As this dataset analyzes the relationship between one person and another, I searched for social network visualization examples produced by Gephi to inspire my own designs. I found three visualizations that all demonstrated the network among people. The first visualization represents a social network for movie actors, and the graph shows the relationship between two actor related to how many movies they worked at together. This graph shares a huge similarity with my dataset in terms of topic. I especially like how the names of actors who were more frequently connected with others are displayed in a larger font size, like Tom Hanks. Also, actors who usually worked in a group were clustered in the same color.

Image source: https://tbgraph.wordpress.com/2017/04/01/neo4j-to-gephi/

The second visualization that inspired me was a graph demonstrating the social network of Twitter users. This graph has the similar layout as the first one, but all names were designed in the same font size, and only the sizes of nodes show the connectivity. People connected within groups are clustered with different colors. Therefore, I would definitely consider using different color classes to identify the groups that work closely.

Image source: https://ludicanalytics.wordpress.com/tag/daniel-deronda/

The third visualization depicts the social network of Facebook users. Although we cannot see the person with the most connectivity, we can still see users who connects different groups. One thing I like about this graph is that photos were imported to add the visual interests. This could be the reason that the original nodes were covered so that we cannot see the sizes of them.

Image source: http://kateto.net/2014/04/facebook-data-collection-and-photo-network-visualization-with-gephi-and-r/

Materials and Methods

The dataset for this lab was sourced from CASOS, and was downloaded as an xml file (source). The xml file was then imported in OpenRefine to retrieve the csv file with edges and the csv file with nodes.

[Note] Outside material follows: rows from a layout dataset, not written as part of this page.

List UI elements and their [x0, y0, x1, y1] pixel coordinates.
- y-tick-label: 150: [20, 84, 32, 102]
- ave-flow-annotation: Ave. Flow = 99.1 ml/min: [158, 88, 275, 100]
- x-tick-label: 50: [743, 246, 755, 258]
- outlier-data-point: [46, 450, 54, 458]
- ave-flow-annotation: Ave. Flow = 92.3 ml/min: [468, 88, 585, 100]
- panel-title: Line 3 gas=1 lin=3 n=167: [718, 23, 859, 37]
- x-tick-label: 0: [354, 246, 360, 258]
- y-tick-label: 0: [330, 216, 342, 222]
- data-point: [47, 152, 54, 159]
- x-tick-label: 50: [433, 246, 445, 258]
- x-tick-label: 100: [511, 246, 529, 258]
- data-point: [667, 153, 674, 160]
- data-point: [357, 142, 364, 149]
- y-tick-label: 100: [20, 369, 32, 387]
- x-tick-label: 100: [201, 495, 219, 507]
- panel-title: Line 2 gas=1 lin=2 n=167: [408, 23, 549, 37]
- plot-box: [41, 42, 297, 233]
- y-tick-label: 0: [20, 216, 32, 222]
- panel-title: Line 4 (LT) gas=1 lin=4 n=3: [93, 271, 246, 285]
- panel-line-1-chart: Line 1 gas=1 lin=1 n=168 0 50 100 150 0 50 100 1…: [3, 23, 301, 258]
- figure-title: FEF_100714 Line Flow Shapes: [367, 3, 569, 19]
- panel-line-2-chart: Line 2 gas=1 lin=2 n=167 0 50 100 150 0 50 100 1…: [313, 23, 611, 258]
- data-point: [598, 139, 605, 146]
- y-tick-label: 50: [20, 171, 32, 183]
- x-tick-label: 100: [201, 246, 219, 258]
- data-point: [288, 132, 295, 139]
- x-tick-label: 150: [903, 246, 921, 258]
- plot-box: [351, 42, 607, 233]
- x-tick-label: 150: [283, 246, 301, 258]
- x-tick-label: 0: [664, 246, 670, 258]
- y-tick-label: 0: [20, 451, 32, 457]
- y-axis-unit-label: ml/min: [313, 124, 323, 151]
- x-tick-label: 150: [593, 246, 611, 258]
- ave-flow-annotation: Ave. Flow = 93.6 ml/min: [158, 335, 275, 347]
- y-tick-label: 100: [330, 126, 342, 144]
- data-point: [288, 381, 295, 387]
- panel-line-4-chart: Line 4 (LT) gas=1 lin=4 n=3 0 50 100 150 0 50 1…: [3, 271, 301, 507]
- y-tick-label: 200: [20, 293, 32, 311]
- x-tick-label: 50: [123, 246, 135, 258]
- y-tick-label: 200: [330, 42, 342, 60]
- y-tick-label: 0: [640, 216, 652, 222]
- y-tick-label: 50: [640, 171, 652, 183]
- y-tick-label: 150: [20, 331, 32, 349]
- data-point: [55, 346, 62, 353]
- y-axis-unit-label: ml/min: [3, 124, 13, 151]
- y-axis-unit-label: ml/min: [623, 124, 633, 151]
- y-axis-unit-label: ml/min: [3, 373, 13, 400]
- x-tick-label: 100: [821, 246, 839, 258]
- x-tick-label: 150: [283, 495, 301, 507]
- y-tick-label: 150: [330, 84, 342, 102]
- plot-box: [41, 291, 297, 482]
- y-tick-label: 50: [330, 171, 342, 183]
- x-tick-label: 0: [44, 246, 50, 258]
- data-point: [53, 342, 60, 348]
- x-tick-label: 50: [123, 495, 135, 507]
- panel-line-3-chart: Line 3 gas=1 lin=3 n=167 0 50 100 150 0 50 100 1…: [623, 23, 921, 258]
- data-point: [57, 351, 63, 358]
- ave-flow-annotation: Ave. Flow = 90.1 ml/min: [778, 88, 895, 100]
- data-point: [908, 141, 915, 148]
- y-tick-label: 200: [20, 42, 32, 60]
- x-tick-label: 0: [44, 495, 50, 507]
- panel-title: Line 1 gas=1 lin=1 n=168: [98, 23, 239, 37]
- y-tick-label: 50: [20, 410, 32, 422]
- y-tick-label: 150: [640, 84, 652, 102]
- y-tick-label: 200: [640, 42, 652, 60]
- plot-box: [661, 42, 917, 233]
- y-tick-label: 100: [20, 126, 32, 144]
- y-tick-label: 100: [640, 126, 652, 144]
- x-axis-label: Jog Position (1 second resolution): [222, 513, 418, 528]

In the node csv file, there are 102 nodes which are 40 composers and 62 producers. Each person is paired with a number. In the edge csv file, there is a ‘source’ column and a ‘target’ column, each cell was filled with a number indicating a person, which forms the connection between two persons. I entered the type as ‘undirected’ for all edges. There is also a ‘weight’ column indicating how many times two persons were related together.

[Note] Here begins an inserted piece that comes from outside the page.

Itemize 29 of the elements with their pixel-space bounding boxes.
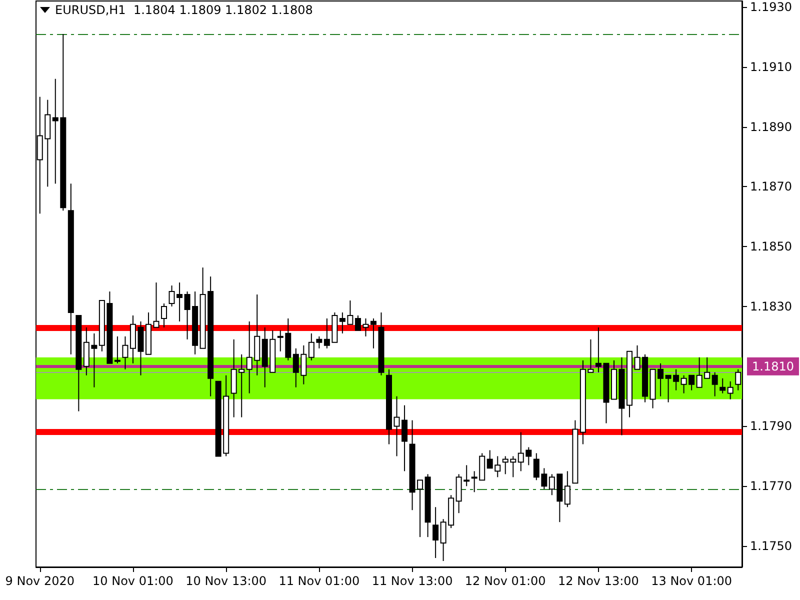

Once the files were cleaned up, I used Gephi to create the visualizations. The node file and the edge file were imported into Gephi. I ran a few statistics frameworks to allow the data to be analyzed properly, such as average degree, network diameter, and graph density. ForceAtlas 2 was selected as the layout of the graph. Then I set the minimum and maximum degrees based on the dataset and set the modularity resolution to get communities. Once the communities were formed, I applied color palette so that each community was assigned one color. Below is how the final graph looks like.

 

Results and Discussion

The graph created on Gephi was a very typical social network analysis visualization. The entire network was organized and grouped into modular communities. From the color clusters, we can see that the composers and producers were organized into 10 groups, and people in the same group worked with each other most frequently. Each person was presented as a node in different sizes. The larger a node size is, the more connectivity that person has with other people. These people with larger nodes also played an important role of connecting people in different groups so that the whole network was connected. From the graph, we can see that the composer Jerry Goldsmith had the largest node so that he was the composer who worked with the most producers. Lalo Schifrin and Elmer Bernstein were also composers who worked with lots of producers. Between two nodes, there was a line connecting them and the line weight indicates the frequency the producer and the composer worked on together. Thus the thicker a line is, the more times a producer had worked with a composer for the same film. It is easier to see thicker lines within a clustered color group, which could explain that people in the same group worked more often than with people outside the group. Another interesting thing to see is that there is one node isolated from the entire network on the left side of the graph. This indicates that the composer Richard LaSalle did not work with any producer from 1964 to 1976. If we looked back on the dataset, this row has a degree 0 which confirm the isolation of this node.

 

Future Directions

While creating the graph, I was wondering how I would tell if a person was a composer or a producer. However, after checking on the original dataset, this data type was not entered so that we could not know the role of the person. If possible, I would like to further dig into the data and see if I can assign the role to each person. In this way, I will be able to create a visualization that better illustrates the function of each person and how they worked with each other.